Meus pais me beneficiaram com o acesso ao CONHECIMENTO, sem, evidentemente, deixar de reconhecer o meu mérito, a minha dedicação e as privações que me impus para percorrer os caminhos não menos árduos que me levassem a ele. É esta herança que me permitiu, hoje, libertar-me de outra herança: a religiosa.
Minha amiga Zélia, certamente a mais dedicada à leitura das páginas de minha alma, e a quem muito estimo e agradeço sempre, escreveu-me que eu, ultimamente, tenho escrito com certa sofreguidão. Compreenda, amiga, que tenho vivido, nestas férias, muito entediado e o ócio tem-me fertilizado o espírito. Cuidei que melhor seria escrever mais, porque me lembrei de que não bebo.
Outro livro que faz parte da minha ruma de livros é Ateísmo e Revolta: os manuscritos do padre Jean Meslier (2006), de Paulo Jonas de L. Pina. Meslier foi um padre, materialista e ateu que, revoltado com a opressão sofrida pelo povo pelo governo de reis tirânicos, cujo poder era apoiado pela Igreja (católica apostólica romana) e alicerçado no dogma da divindade do rei, desenvolveu um pensamento crítico mordaz que denunciava a relação perniciosa entre religião e política e o consequente jugo do povo.
Na contracapa, lemos o seguinte:

“Numa pequena aldeia francesa, por volta de 1720, sem dispor de uma biblioteca, uma singular figura foi capaz de elaborar um pensamento notável, fazer críticas contundentes à religião cristã e antecipar uma série de ideias que o Iluminismo e o materialismo marxista viriam, posteriormente, a desenvolver com maior brilho e refinamento. Seu nome era Jean Meslier (1664-1729), padre, materialista e ateu. Ao longo de sua vida, o padre cuidadosamente ocultou seus pensamentos de todos, revelando-os somente nas suas Memórias, que seriam publicadas postumamente por Voltaire. Embora original e importante, Jean Meslier foi pouco estudado e, infelizmente, permaneceu desconhecido entre nós (...)”.

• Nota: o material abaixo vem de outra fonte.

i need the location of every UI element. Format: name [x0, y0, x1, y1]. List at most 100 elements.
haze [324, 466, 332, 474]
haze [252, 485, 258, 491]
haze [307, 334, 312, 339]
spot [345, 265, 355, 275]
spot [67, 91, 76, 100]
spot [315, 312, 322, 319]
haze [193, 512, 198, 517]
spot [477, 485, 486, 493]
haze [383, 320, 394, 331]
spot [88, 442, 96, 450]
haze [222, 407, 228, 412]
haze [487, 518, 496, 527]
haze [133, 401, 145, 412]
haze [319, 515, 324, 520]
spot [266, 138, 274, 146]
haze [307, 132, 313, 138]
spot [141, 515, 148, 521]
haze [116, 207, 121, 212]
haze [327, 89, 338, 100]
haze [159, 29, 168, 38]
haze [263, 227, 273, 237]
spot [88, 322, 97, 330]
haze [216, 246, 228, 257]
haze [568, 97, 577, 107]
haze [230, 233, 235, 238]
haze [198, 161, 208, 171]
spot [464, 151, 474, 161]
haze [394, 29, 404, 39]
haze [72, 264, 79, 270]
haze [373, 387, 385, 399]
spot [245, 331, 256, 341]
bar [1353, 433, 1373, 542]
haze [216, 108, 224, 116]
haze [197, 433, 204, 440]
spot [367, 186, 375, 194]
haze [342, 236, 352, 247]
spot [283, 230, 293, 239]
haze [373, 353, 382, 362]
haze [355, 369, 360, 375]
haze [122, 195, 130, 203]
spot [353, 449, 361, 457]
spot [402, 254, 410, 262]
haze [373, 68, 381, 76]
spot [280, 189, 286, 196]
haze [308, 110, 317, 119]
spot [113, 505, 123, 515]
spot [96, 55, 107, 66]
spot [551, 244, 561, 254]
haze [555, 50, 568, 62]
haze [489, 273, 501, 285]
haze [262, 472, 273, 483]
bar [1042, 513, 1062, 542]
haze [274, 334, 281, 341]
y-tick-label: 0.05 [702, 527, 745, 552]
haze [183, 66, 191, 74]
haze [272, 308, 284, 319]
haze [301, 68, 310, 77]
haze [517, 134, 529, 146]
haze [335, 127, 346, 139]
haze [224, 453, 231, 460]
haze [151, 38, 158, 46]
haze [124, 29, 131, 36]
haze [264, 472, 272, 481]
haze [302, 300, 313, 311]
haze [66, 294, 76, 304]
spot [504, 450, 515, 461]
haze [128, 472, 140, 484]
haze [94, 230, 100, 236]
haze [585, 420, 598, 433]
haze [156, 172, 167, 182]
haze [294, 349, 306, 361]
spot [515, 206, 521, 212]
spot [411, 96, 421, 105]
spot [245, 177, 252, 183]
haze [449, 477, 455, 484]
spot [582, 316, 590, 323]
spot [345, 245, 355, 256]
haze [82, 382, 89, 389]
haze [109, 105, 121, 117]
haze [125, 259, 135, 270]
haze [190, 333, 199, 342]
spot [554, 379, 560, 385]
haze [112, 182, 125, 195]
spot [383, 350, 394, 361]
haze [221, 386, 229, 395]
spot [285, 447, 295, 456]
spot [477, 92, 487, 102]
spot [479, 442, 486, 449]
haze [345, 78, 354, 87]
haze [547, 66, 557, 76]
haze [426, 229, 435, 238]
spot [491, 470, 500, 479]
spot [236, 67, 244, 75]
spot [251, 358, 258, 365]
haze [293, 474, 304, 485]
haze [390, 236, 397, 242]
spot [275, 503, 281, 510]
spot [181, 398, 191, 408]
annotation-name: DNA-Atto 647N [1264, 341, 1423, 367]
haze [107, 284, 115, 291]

O seu livro Memórias, além de uma seção Apresentação, inclui as oito provas (no sentido de razões) com que o padre e ateu busca lançar por terra todo edifício ideológico e doutrinário do cristianismo, bem como suas pretensões ao controle da consciência dos homens ignorantes.
A situação sócio-política de sua época era, como sabemos, marcada pela aliança perniciosa entre o poder regente e o poder eclesiástico. Assim, à página 140, escreve o autor:

“(...) os eclesiásticos e nobres, papas e reis, tornam-se sócios na exploração da boa-fé e da submissão dos humildes. Utilizando o bem comum e a necessidade pública como pretextos, os reis tornam-se truculentos tiranos. Alegando vontade divina e prometendo a garantia de felicidade eterna numa outra vida, padres, bispos e o papa apropriam-se dos escassos bens temporais dos seus fiéis na forma de dízimos e de outras dissimuladas usurpações, recursos estes que poderiam ser melhor desfrutados em vida pelos seus sofridos possuidores. Nobreza e clero, política e religião, portanto, irmanar-se-iam na espoliação dos povos”.
(pp. 140-141)

Eu gostaria de poder resenhar sobre as teses de Meslier, mas não disponho de tempo para tanto. Além disso, o cansaço cai-me pesadamente no espírito. Todavia, vale notar como Meslier define religião.

“Na terceira e última parte da “Apresentação”, as religiões são definidas por Meslier como erros, ilusões, abusos e imposturas. Tanto os deuses pagãos quanto o deus com “d” minúsculo do cristianismo, juntamente com todos os seus rituais, cultos, explicações, leis e ordenações seriam, no seu entender, “invenções humanas” com finalidade puramente políticas (...) tais divindades são interpretadas pelo padre como falsidades, artifícios oriundos de raciocínios tolos que são apropriados pelos tiranos para dominar e espoliar facilmente os povos”
(p. 148)

Como materialista, a morte, para Meslier, não é senão a extinção da vida consciente e corpórea. Para o padre, ideias como a de inferno, paraíso não passam de fábulas ou “fantasmagorias de fanáticos” (p. 148).
Precisamos entender que o modo como o padre ateu define a religião é decorrente das avaliações que ele fará, especialmente, na primeira de suas provas. Nesta, ele vai se preocupar em refletir como a religião se serve da política para oprimir o povo. Essa opressão se dá por meio da transformação de instituições humanas em leis divinais e em instituições sobrenaturais. E ele observa ainda que, dada a pluralidade de religiões que disputam entre si o valor de verdade para o seu sistema de dogmas e que, ao fazê-lo, fornecem argumentos inconsistentes e contrários à razão, nenhuma delas pode ser verdadeira. Ele nota ainda que os católicos reivindicam o valor de verdade para a sua religião e consideram falsas todas as demais, sem que possam sustentar com argumentos sólidos e convincentes tal reivindicação.
Ele também atacará os supostos milagres e as revelações divinas a homens tolos e iletrados, como Moisés. A esse respeito, lemos:

“Ora, indaga Meslier, se o deus dos judeus e dos cristãos é capaz de conversar pessoalmente com os homens, por que ele não transmite diretamente suas leis e os seus ensinamentos a todos os seres humanos em conjunto e não isoladamente a um só deles? Por que apenas alguns deles teriam esse privilégio e a outros caberia simplesmente acreditar? Por que as aparições seriam às escondidas e nas situações mais inusitadas? Deus não saberia ou não poderia se fazer entender pelas suas criaturas? Assim sendo, que espécie de deus impotente e destituído de saber é este?”
(p. 152)

Certamente, o leitor não deixará as páginas de Ateísmo e Revolta sem sinais de profunda suspeita de que, durante anos de sua vida, agarrou-se a um densa e entorpecente ilusão. Aos mais resistentes, não faltarão questionamentos.
Vale a pena o empreendimento intelectual!